DOI: 10.1186/s12947-024-00332-0
Abstrakt: Objective: Atrial cardiomyopathy is closely associated with atrial fibrillation (AF), and some patients exhibit no dysfunction at rest but demonstrate evident changes in left atrial (LA) function and LA volume during exercise. This study aimed to identify distinguishing signs during exercise stress echocardiography (ESE) among patients in sinus rhythm (SR), with and without history of paroxysmal/persistent AF (PAF).
Methods: A prospective cohort of 1055 patients in SR was enrolled across 12 centers. The main study cohort was divided into two groups: the modeling group (n = 513) and the verification group (n = 542). All patients underwent ESE, which included B-lines, LA volume index (LAVi), and LA strain of the reservoir phase (LASr).

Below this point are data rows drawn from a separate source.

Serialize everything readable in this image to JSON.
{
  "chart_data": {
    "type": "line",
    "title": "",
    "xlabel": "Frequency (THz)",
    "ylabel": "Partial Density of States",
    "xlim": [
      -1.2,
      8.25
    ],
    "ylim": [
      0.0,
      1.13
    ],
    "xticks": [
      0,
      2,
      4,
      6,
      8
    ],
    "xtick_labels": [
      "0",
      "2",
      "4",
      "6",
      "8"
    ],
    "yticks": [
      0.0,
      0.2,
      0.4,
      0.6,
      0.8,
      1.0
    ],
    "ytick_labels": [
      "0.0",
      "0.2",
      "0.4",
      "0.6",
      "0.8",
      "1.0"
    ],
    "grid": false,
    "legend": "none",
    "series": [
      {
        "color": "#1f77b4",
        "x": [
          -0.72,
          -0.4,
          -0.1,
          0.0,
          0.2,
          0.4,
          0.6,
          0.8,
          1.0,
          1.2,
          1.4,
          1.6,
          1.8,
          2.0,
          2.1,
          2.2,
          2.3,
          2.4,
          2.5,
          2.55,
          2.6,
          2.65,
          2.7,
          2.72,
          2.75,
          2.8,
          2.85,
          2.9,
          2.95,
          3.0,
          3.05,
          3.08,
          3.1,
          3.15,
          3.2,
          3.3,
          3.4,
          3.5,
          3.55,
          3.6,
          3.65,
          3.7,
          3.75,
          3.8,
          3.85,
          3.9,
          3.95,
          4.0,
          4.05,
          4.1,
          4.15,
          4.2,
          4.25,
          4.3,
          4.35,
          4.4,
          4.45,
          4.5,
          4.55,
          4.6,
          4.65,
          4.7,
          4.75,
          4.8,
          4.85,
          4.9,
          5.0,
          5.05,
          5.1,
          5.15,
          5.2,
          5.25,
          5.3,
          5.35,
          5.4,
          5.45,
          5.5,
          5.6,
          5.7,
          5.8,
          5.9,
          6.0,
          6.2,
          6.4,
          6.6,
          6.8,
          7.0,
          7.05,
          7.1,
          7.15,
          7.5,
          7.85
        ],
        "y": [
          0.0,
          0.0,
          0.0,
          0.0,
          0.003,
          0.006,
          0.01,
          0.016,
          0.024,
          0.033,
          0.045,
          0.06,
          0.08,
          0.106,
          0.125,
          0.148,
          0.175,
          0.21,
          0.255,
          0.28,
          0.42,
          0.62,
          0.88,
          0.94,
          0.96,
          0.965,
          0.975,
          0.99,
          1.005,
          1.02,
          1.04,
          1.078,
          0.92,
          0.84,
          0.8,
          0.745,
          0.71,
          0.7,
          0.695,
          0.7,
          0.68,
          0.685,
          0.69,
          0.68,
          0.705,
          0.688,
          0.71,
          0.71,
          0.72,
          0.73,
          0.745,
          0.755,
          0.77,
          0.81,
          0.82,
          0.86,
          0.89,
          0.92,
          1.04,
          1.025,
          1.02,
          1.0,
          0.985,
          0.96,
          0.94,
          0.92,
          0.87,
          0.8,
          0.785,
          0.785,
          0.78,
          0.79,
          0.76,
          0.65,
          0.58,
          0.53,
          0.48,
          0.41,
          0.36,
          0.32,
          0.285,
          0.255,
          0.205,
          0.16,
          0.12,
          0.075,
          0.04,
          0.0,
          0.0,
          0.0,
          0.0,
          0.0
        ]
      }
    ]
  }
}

Results: Age, resting and stress LAVi and LASr, and B-lines were identified as a combination of detectors for PAF in both groups. In the entire cohort, aside from resting and stress LAVi and LASr, additional parameters differentiating PAF and non-PAF patients were the presence of systemic hypertension, exercise E/e' > 7, worse right ventricle (RV) contraction during exercise (∆ tricuspid annular plane systolic excursion < 5 mm), a lower left ventricular contractile reserve (< 1.6), and a reduced chronotropic reserve (heart rate reserve < 1.64). The composite score, summing all 9 items, yielded a score of > 4 as the best sensitivity (79%) and specificity (65%).
Conclusion: ESE can complement rest echocardiography in the identification of previous PAF in patients with SR through the evaluation of LA functional reservoir and volume reserve, LV chronotropic, diastolic, and systolic reserve, and RV contractile reserve.